The agents are trained on a reward and punishment mechanism. The agent is rewarded for correct moves and punished for the wrong ones. On repeat, the agent tries to minimize the wrong ones and maximize the right ones.
Reinforcement learning differs from supervised learning in a way that supervised learning contains training data so the model is trained with the correct answer itself while in reinforcement learning, there is no such data but the reinforcement agent decides how to perform the given task. In Reinforcement learning, it will also learn from its experience.
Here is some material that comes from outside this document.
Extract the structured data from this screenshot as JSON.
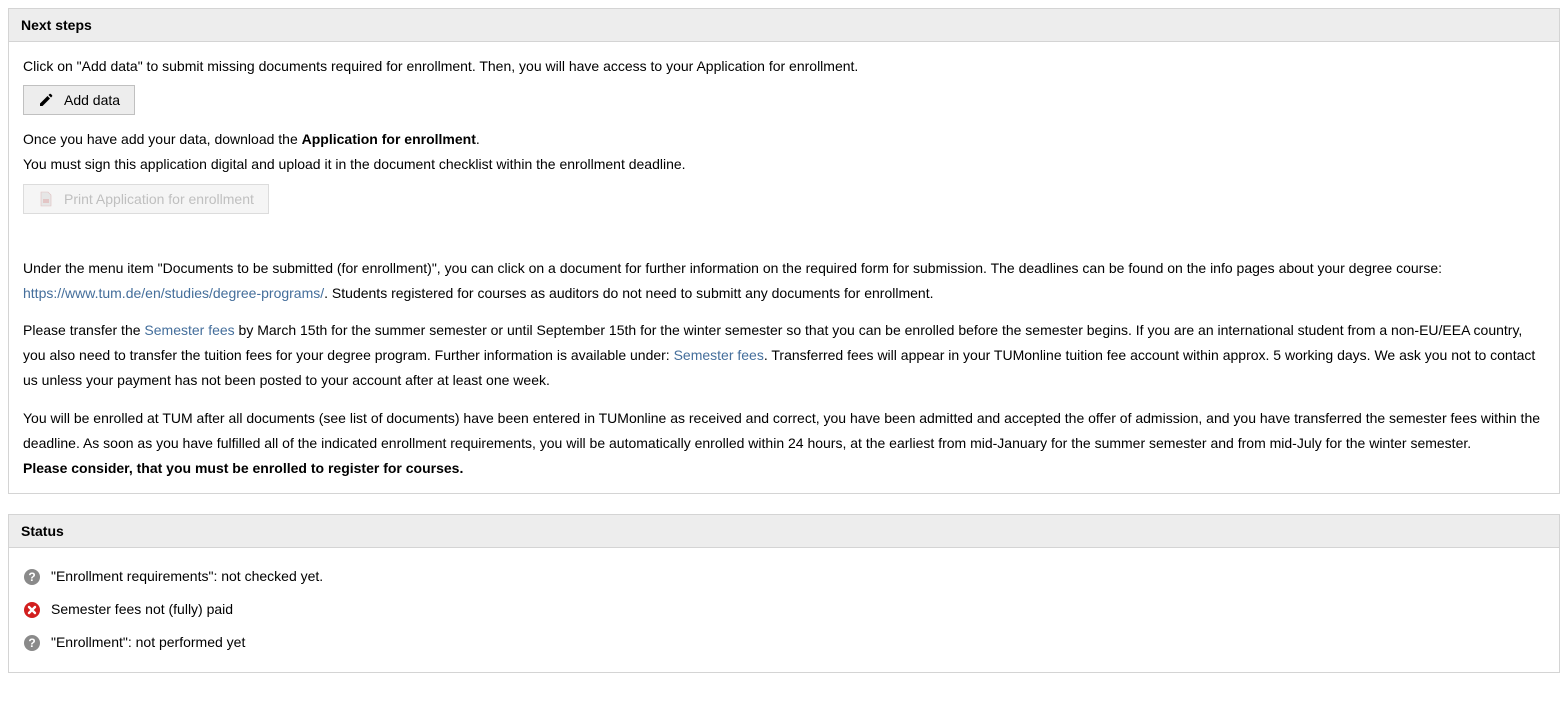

The goal in unsupervised learning is to find similarities and differences between data points, in reinforcement learning the goal is to find a suitable action model that would maximize the reward of the agent.
Q-learning and SARSA (State-Action-Reward-State-Action) are two commonly used RL algorithms. RL is quite widely used in building AI for playing computer games. AlphaGo Zero is the first computer program to defeat a world champion in the ancient Chinese game of Go. Others include ATARI games, Backgammon, etc.,
Some of the important terms in Reinforcement Learning:
- State: Current situation of the agent
- Environment: Physical world in which the agent operates
- Reward: Feedback from the environment
- Value: Future reward that an agent would receive by taking an action in a particular state
APPLICATIONS OF REINFORCEMENT LEARNING IN MACHINE LEARNING
- Used in robotics for industrial automation.
- Other applications of RL include text summarization engines, dialog agents (text, speech) which can learn from user interactions and improve with time, learning optimal treatment policies in healthcare, and RL-based agents for online stock trading.
Yann LeCun, the renowned French scientist and head of research at Facebook, jokes that
Reinforcement learning is the cherry on a great AI cake with
Machine learning the cake itself and deep learning the icing.
Without the previous iterations, the cherry would top nothing.